An IRA account may be established at most banks. Many mutual funds also  offer an IRA option as well. A few companies allow investors to purchase their  stock through an IRA arrangement too.

Tax  Tip # 7 - Stock Selection

  • Select stocks that are likely to appreciate in value instead of distributing dividend income. No tax is paid on the increase in the stocks' value until the shares are sold. When sold, the amount of gain is taxed at the capital gains tax rate.

Tax  Tip # 8 - Mutual Fund Selection

  • Select mutual funds that distribute most of their income as capital  gains. The current capital gains tax rate is 28% while upper income tax rates are 36% plus additional surcharges. Most income from the fund will be taxed  at the lower 28% rate.
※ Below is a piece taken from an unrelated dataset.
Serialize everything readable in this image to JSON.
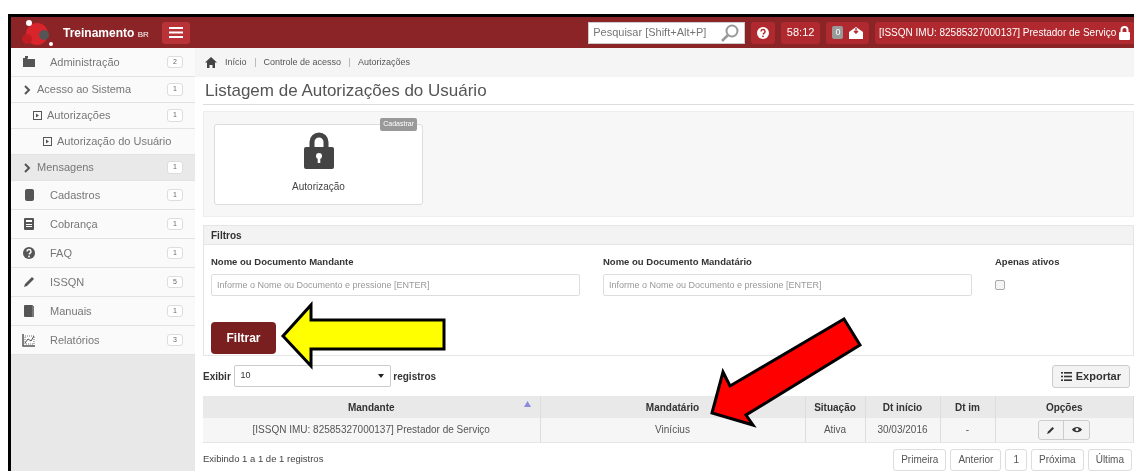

Tax  Tip # 9 - Mutual Fund Dividends

  • Mutual funds may derive a portion of their income from investments in various government securities. This portion may be exempt from income tax at the federal or state level.

Buying and Selling Your Home

Buying a home is the largest purchase most Americans will make. There  are several important strategies to use in planning for the eventual sale of  the home.
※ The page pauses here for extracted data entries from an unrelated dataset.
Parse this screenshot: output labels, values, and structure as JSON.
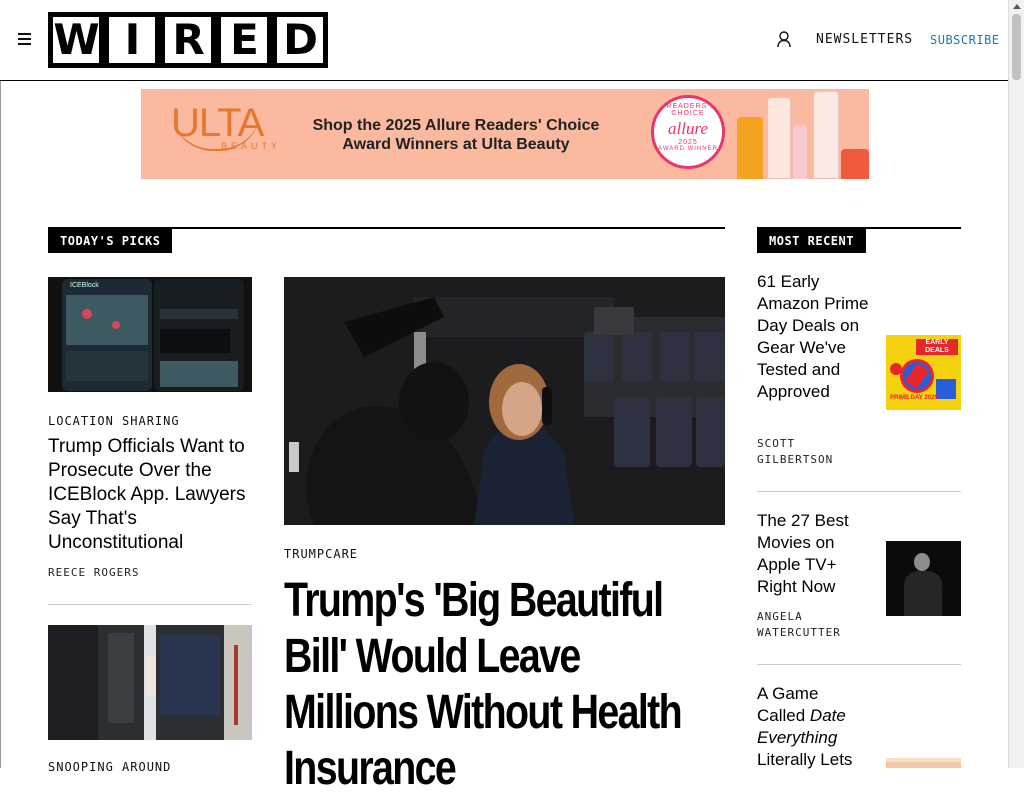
{
  "header": {
    "logo_letters": [
      "W",
      "I",
      "R",
      "E",
      "D"
    ],
    "newsletters": "NEWSLETTERS",
    "subscribe": "SUBSCRIBE"
  },
  "ad": {
    "brand": "ULTA",
    "brand_sub": "BEAUTY",
    "line1": "Shop the 2025 Allure Readers' Choice",
    "line2": "Award Winners at Ulta Beauty",
    "badge_top": "READERS' CHOICE",
    "badge_name": "allure",
    "badge_year": "2025",
    "badge_bottom": "AWARD WINNER"
  },
  "todays_picks": {
    "label": "TODAY'S PICKS",
    "stories": [
      {
        "rubric": "LOCATION SHARING",
        "headline": "Trump Officials Want to Prosecute Over the ICEBlock App. Lawyers Say That's Unconstitutional",
        "byline": "REECE ROGERS",
        "thumb_label": "ICEBlock"
      },
      {
        "rubric": "SNOOPING AROUND"
      }
    ],
    "feature": {
      "rubric": "TRUMPCARE",
      "headline": "Trump's 'Big Beautiful Bill' Would Leave Millions Without Health Insurance"
    }
  },
  "most_recent": {
    "label": "MOST RECENT",
    "items": [
      {
        "headline": "61 Early Amazon Prime Day Deals on Gear We've Tested and Approved",
        "byline_line1": "SCOTT",
        "byline_line2": "GILBERTSON",
        "thumb_text_top": "EARLY DEALS",
        "thumb_text_bottom": "PRIME DAY 2025"
      },
      {
        "headline": "The 27 Best Movies on Apple TV+ Right Now",
        "byline_line1": "ANGELA",
        "byline_line2": "WATERCUTTER"
      },
      {
        "headline_parts": [
          "A Game Called ",
          "Date Everything",
          " Literally Lets"
        ]
      }
    ]
  },
  "colors": {
    "accent_subscribe": "#1a7aaa",
    "ad_background": "#fbb9a0",
    "ulta_orange": "#e8772e",
    "allure_pink": "#e8376a"
  },
  "icons": [
    "hamburger-menu-icon",
    "user-icon",
    "scroll-up-arrow-icon"
  ]
}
Tax  Tip # 10 - The One Time Exclusion

  • Taxpayers over the age of 55 should consider using the one-time exclusion. This rule allows the sale of the home with no tax on the capital gain (increase of the sales price over the purchase price.) The amount that can be excluded  is limited. Consult a tax professional about the ramifications of using the exclusion.

Tax  Trap # 4 - The Two Year Rule

  • Most taxpayers will purchase a new home when the old home is sold. The capital gains tax on the sale of the old home can be avoided when the basis is rolled over into the basis of the new home

cubeWhere  To Get Help

The Internal Revenue Service has a number of publications to assist  you. These are available at no charge. Contact your regional forms ordering center and ask for the publication you want.
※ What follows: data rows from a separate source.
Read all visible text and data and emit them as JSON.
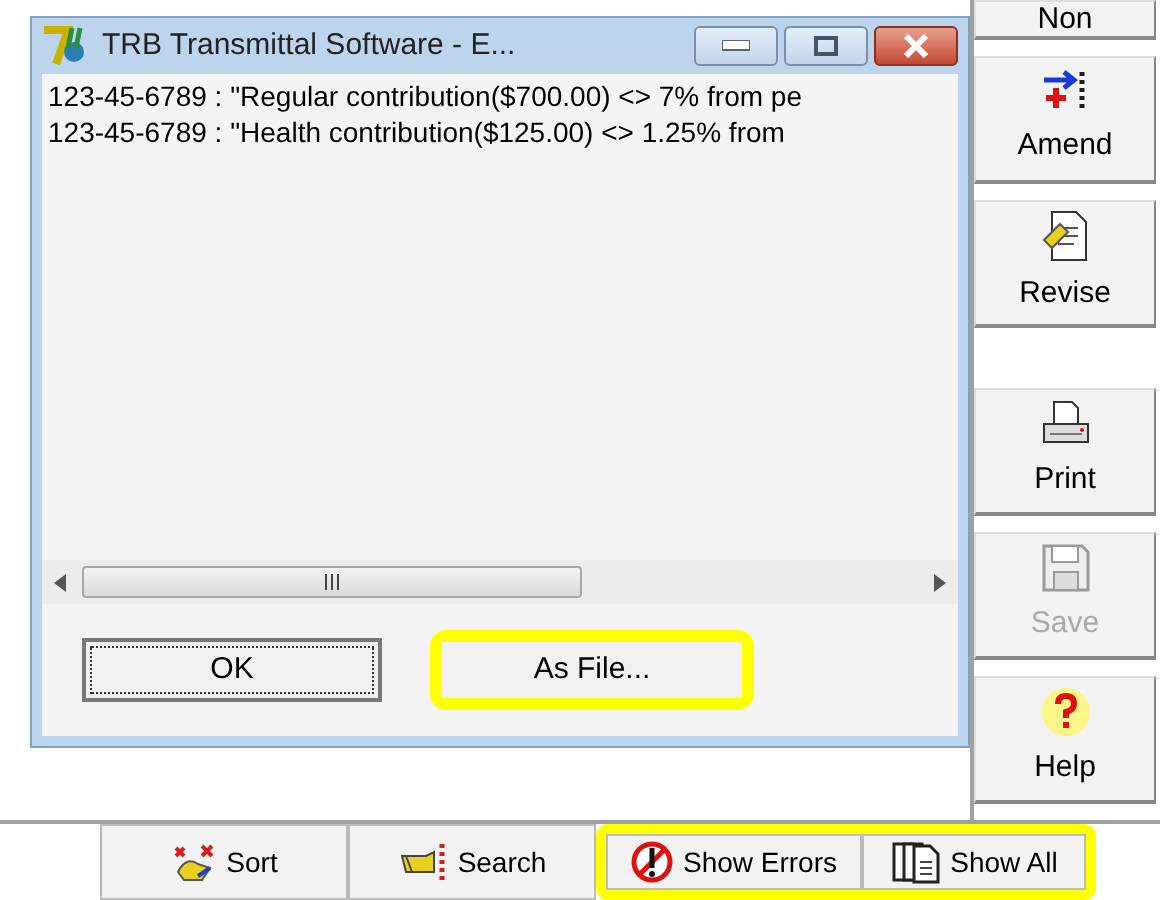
{
  "dialog": {
    "title": "TRB Transmittal Software - E...",
    "lines": [
      "123-45-6789 : \"Regular contribution($700.00) <> 7% from pe",
      "123-45-6789 : \"Health contribution($125.00) <> 1.25% from"
    ],
    "buttons": [
      {
        "label": "OK",
        "kind": "default",
        "highlighted": false
      },
      {
        "label": "As File...",
        "kind": "plain",
        "highlighted": true
      }
    ]
  },
  "sidebar": [
    {
      "label": "Non",
      "kind": "stub",
      "disabled": false
    },
    {
      "label": "Amend",
      "kind": "amend",
      "disabled": false
    },
    {
      "label": "Revise",
      "kind": "revise",
      "disabled": false
    },
    {
      "label": "Print",
      "kind": "print",
      "disabled": false
    },
    {
      "label": "Save",
      "kind": "save",
      "disabled": true
    },
    {
      "label": "Help",
      "kind": "help",
      "disabled": false
    }
  ],
  "toolbar": [
    {
      "label": "Sort",
      "kind": "sort",
      "highlighted": false
    },
    {
      "label": "Search",
      "kind": "search",
      "highlighted": false
    },
    {
      "label": "Show Errors",
      "kind": "errors",
      "highlighted": true
    },
    {
      "label": "Show All",
      "kind": "pages",
      "highlighted": true
    }
  ]
}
1 Your Rights as a Taxpayer

17 Your Federal Income Tax

334 Tax Guide for Small Business

463 Travel, Entertainment, and Gift Expenses

501 Exemptions, Standard Deduction, and Filing Information

502 Medical and Dental Expenses

505 Tax Withholding and Estimated Tax

508 Educational Expenses

521 Moving Expenses

523 Selling Your Home

525 Taxable and Nontaxable Income

527 Residential Rental Property

529 Miscellaneous Deductions

550 Investment Income and Expenses

554 Tax Information for Older Americans

575 Pension and Annuity Income

586 Earned Income Credit

590 Individual Retirement Arrangements (IRAs)

910 Guide to Free Tax Services

917 Business Use of a Car

929 Tax Rules for Children and Dependents

936 Home Mortgage Interest Deduction


1)1993 Form 1040EZ instruction booklet.

2)Form 1040X may be filed up to 7 years after the due date of the original return when the correction is based on bad debt or worthless securities.